KAARINA KELLOMÄKI (Finlande)

Kaarina Kellomäki, Finlande.In Gratitude to the Flax Field (2004-2005) ©I. Labrie
Kaarina Kellomäki | Photo: Idra Labrie

In Gratitude to the Flax Field (2004-2005)

Plants de lin, rubans, fil.

Une petite portion de terrain, labourée et ensemencée de lin sur le cap Lauzon, procure la matière première et devient le lieu d’intervention de l’artiste finlandaise Kaarina Kellomäki. Lorsque les plants de lin auront atteint leur pleine hauteur, Kellomäki, dans le cadre d’un happening festif, passera une semaine à les nouer, à les tresser et à les assembler, assistée pour ce faire par la communauté portneuvoise. Ce travail direct des plants de lin rappelle les techniques de vannerie auxquelles on attribue souvent la genèse des techniques de tissage.

Dans ses travaux récents, Kaarina Kellomäki privilégie des interventions au sol influencées par l’espace et l’environnement dans lequel elles prennent place. Ses œuvres n’existent généralement que pour la durée de l’exposition pour laquelle elles sont créées. Parallèlement à une carrière d’enseignante et de designer dans le domaine du textile, elle a développé un travail artistique présenté aussi bien dans les musées et galeries finlandais qu’européens et américains.

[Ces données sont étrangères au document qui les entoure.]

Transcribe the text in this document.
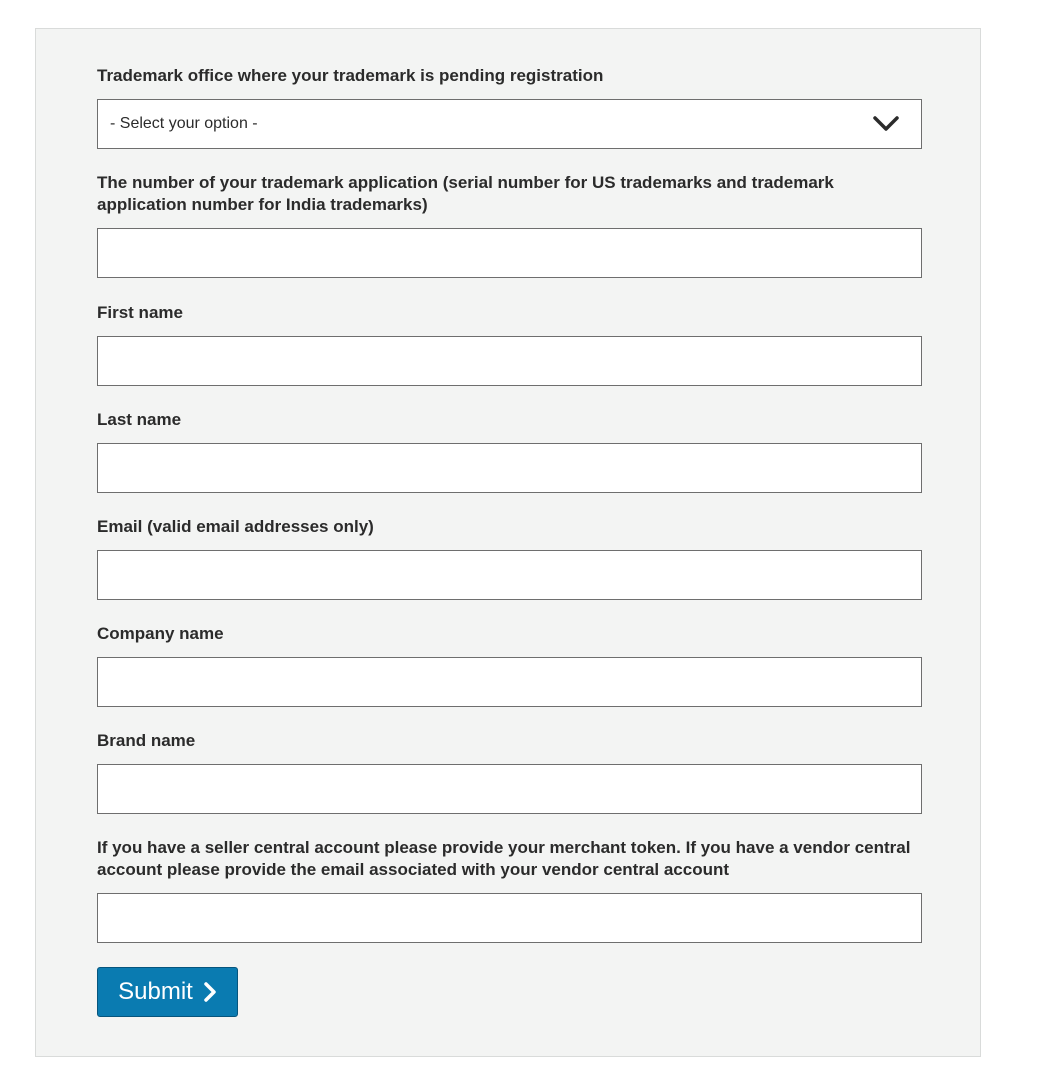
Trademark office where your trademark is pending registration
- Select your option -
The number of your trademark application (serial number for US trademarks and trademark application number for India trademarks)
First name
Last name
Email (valid email addresses only)
Company name
Brand name
If you have a seller central account please provide your merchant token. If you have a vendor central account please provide the email associated with your vendor central account
Submit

MARIE-CHRISTINE GOUSSÉ (France)

Marie Goussé, France. La carrée de lin (2004-2005) © I. LabrieLe carrée de lin (2004-2005)

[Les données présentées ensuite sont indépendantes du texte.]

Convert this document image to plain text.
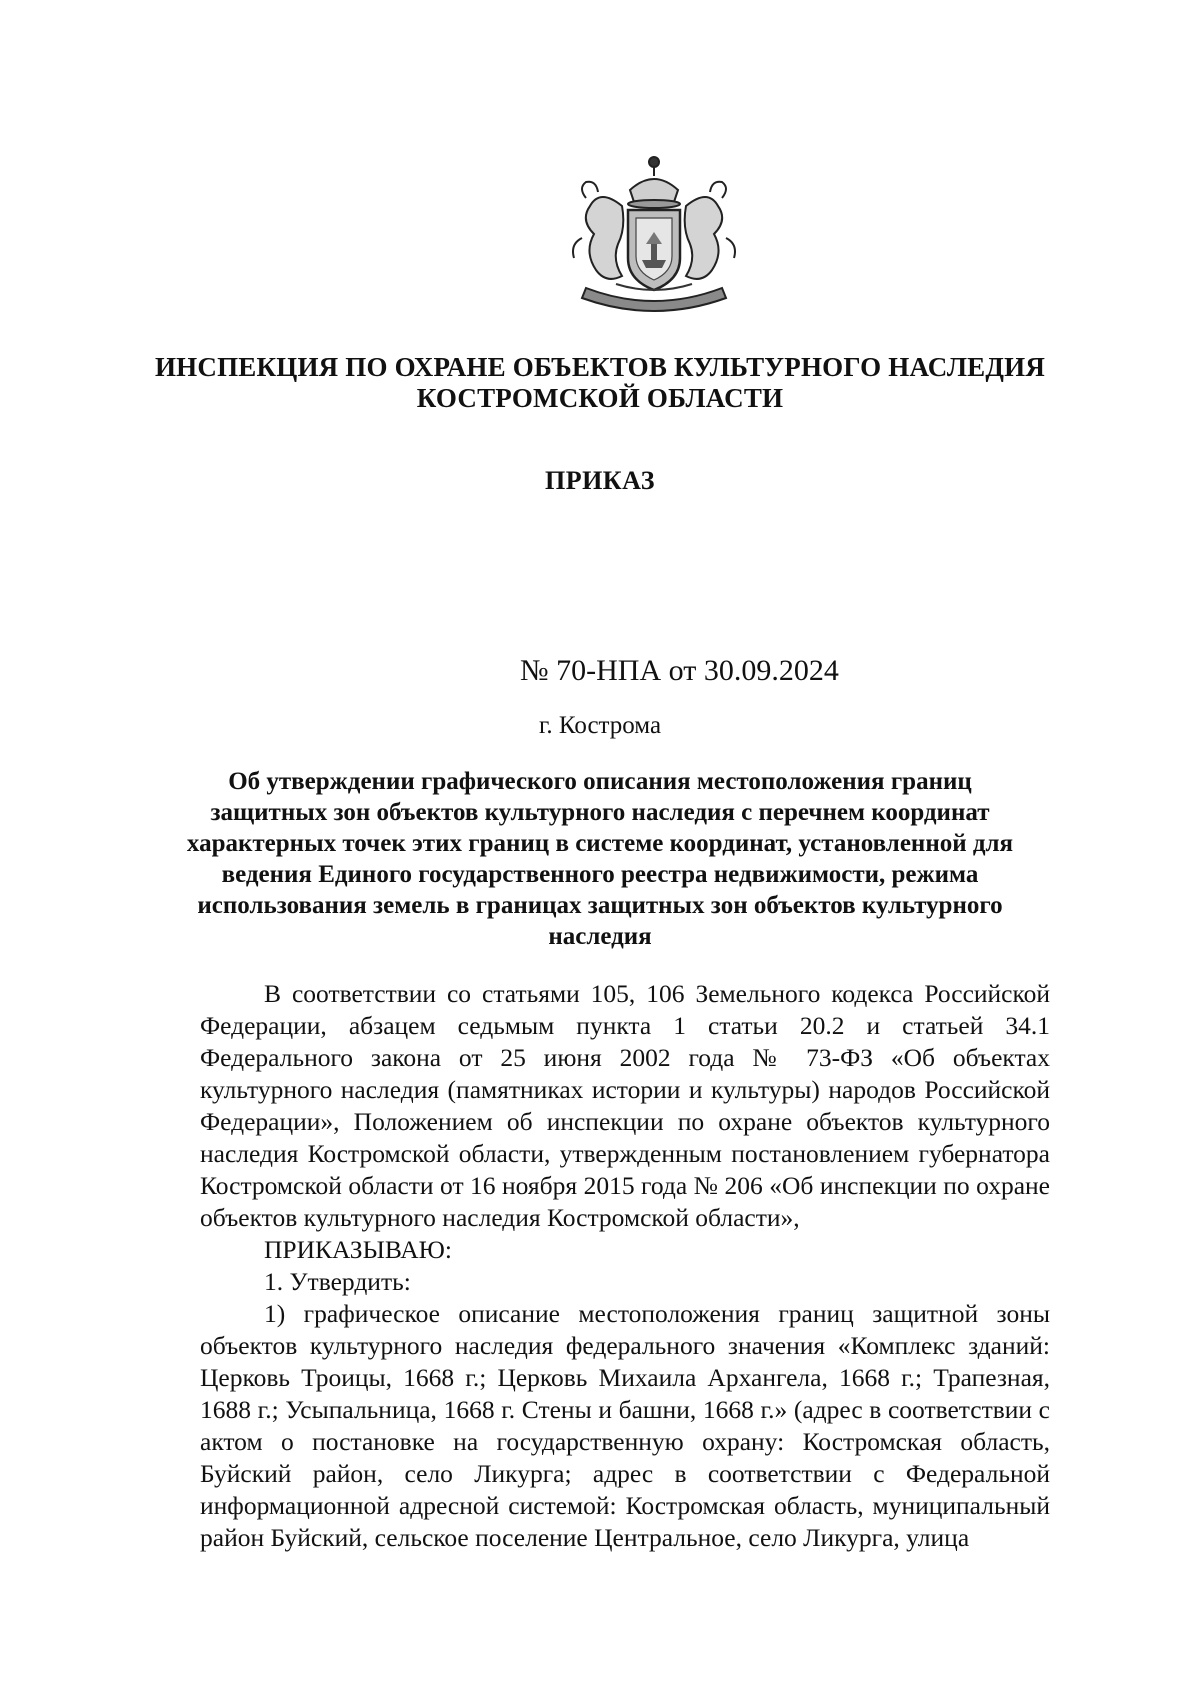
ИНСПЕКЦИЯ ПО ОХРАНЕ ОБЪЕКТОВ КУЛЬТУРНОГО НАСЛЕДИЯ
КОСТРОМСКОЙ ОБЛАСТИ
ПРИКАЗ
№ 70-НПА от 30.09.2024
г. Кострома
Об утверждении графического описания местоположения границ защитных зон объектов культурного наследия с перечнем координат характерных точек этих границ в системе координат, установленной для ведения Единого государственного реестра недвижимости, режима использования земель в границах защитных зон объектов культурного наследия

В соответствии со статьями 105, 106 Земельного кодекса Российской Федерации, абзацем седьмым пункта 1 статьи 20.2 и статьей 34.1 Федерального закона от 25 июня 2002 года № 73-ФЗ «Об объектах культурного наследия (памятниках истории и культуры) народов Российской Федерации», Положением об инспекции по охране объектов культурного наследия Костромской области, утвержденным постановлением губернатора Костромской области от 16 ноября 2015 года № 206 «Об инспекции по охране объектов культурного наследия Костромской области»,

ПРИКАЗЫВАЮ:

1. Утвердить:

1) графическое описание местоположения границ защитной зоны объектов культурного наследия федерального значения «Комплекс зданий: Церковь Троицы, 1668 г.; Церковь Михаила Архангела, 1668 г.; Трапезная, 1688 г.; Усыпальница, 1668 г. Стены и башни, 1668 г.» (адрес в соответствии с актом о постановке на государственную охрану: Костромская область, Буйский район, село Ликурга; адрес в соответствии с Федеральной информационной адресной системой: Костромская область, муниципальный район Буйский, сельское поселение Центральное, село Ликурга, улица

Perches de bouleau, toile de lin, terre ensemencée de lin.

À l’entrée du Vieux Presbytère, une structure couverte de toile de lin forme les plans d’une habitation. Lieu incubateur conçu par Goussé, Une carrée de lin (carrée : cadre en bois du lit) présente un jeu de correspondances liées au matériau : végétal – tissu, dedans – dehors, émergence – finalité. L’œuvre évoque aussi le fait que tous les linges de la maison, de la literie aux linges de vaisselle, étaient, jusqu’à la première moitié du vingtième siècle, confectionnés en lin (le mot linge découle du mot lin).

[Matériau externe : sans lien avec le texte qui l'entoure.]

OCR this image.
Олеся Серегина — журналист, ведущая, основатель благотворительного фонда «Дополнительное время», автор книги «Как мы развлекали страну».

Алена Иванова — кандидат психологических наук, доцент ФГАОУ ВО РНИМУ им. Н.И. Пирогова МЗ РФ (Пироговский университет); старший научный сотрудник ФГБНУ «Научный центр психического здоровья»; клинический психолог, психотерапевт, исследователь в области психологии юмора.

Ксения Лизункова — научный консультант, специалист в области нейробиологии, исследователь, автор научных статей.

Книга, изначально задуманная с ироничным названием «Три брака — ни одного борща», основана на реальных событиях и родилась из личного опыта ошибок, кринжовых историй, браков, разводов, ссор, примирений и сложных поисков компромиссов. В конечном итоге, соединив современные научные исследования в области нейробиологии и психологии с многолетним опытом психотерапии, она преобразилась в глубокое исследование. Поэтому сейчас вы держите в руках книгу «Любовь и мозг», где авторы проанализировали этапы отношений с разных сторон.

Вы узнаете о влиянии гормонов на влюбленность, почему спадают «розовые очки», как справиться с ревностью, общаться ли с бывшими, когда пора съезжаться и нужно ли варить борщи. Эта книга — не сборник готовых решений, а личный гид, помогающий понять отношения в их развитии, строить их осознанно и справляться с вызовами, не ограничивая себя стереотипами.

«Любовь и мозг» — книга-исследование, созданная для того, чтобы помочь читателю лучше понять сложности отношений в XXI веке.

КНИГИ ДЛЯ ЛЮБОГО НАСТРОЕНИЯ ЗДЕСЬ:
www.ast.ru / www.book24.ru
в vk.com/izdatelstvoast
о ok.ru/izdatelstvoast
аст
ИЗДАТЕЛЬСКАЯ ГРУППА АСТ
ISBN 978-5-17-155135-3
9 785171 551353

Une des matières privilégiées par Goussé depuis 1990 est le textile « laissé libre ». Il évoque le souvenir de sa grand-mère cousant des parachutes blancs de la guerre de 39-45 destinés à être recyclés, notamment, dans la fabrication de voiles. Elle compte à son actif de nombreuses interventions in-situ en France et une participation à la Troisième Biennale de Gumri en Arménie en 2002. À l’automne 2004, elle effectuait une résidence à Nouméa, en Nouvelle-Calédonie, pour la création d’un jardin et d’une exposition solo.